The Islamic financial products comply with Shariah or Islamic law and are based on the principles of risk and profit sharing. The norms prohibit interest on loans and do not allow funding of alcohol, pork, pornography or gambling activities.
The value of Islamic government bonds, sukuk, issued outside the Middle East and Southeast Asia by non-Muslim countries reached 2.25 billion USD for the period from January to November. By comparison, the volume in 2016 was 2 billion USD, and in 2015 was 1 billion USD.

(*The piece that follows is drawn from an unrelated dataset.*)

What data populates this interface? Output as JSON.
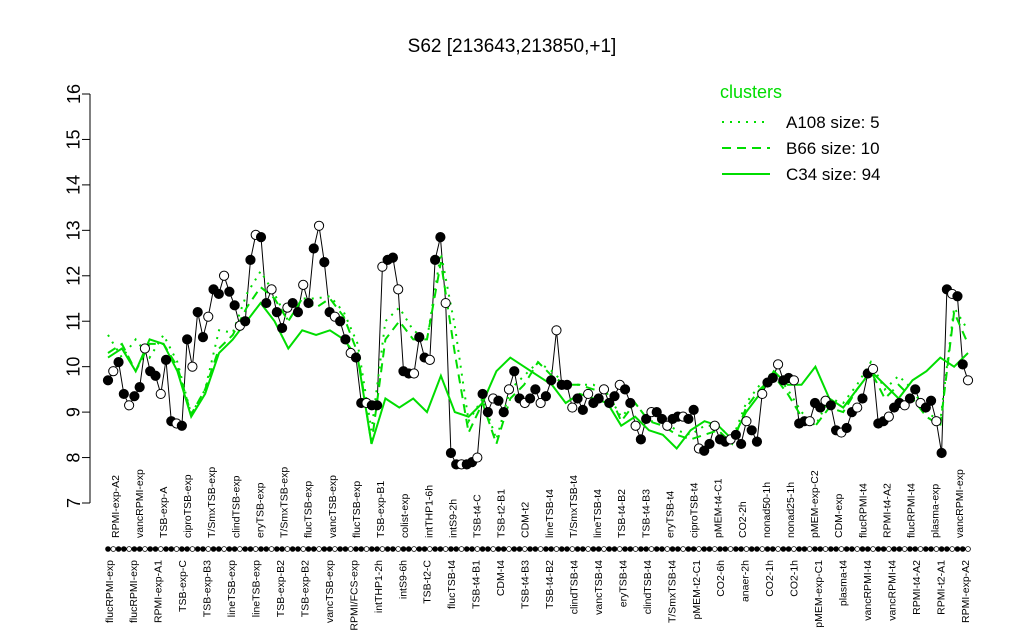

The metamorphosis of Islamic finances from the niche of global banking to a growing source of funding for the rest of the world is supported by the large list of investors, selling sukuk bonds in recent years. The Singapore government was one of the first non-Muslim participants on this market, followed by the UK, Luxembourg and Hong Kong, which issued their first sukuk bonds in 2014. Some African countries such as South Africa, Nigeria and Ivory Coast made legal and tax changes to facilitate the delivery of sukuk bonds.
The companies are also not lagging behind, as Goldman Sachs and General Electric also sell Islamic bonds over the past few years. The Chinese issuers like Country Garden and Beijing Enterprises Water Group also issued Islamic bonds through their Malaysian subsidiaries in 2015 and 2017 respectively. The companies use this revenue to finance projects in Southeast Asian countries.
According to experts and economists the global financial crisis is driving governments and companies to diversify their funding opportunities. The Islamic funding is perceived as a more stable alternative to the conventional banking system and therefore attracts investors who are still being persecuted by the global bond and equity markets crisis when the US housing bubble bursts.
In addition, the asset class also attracts investors’ attention by using a more ethical approach to managing their money.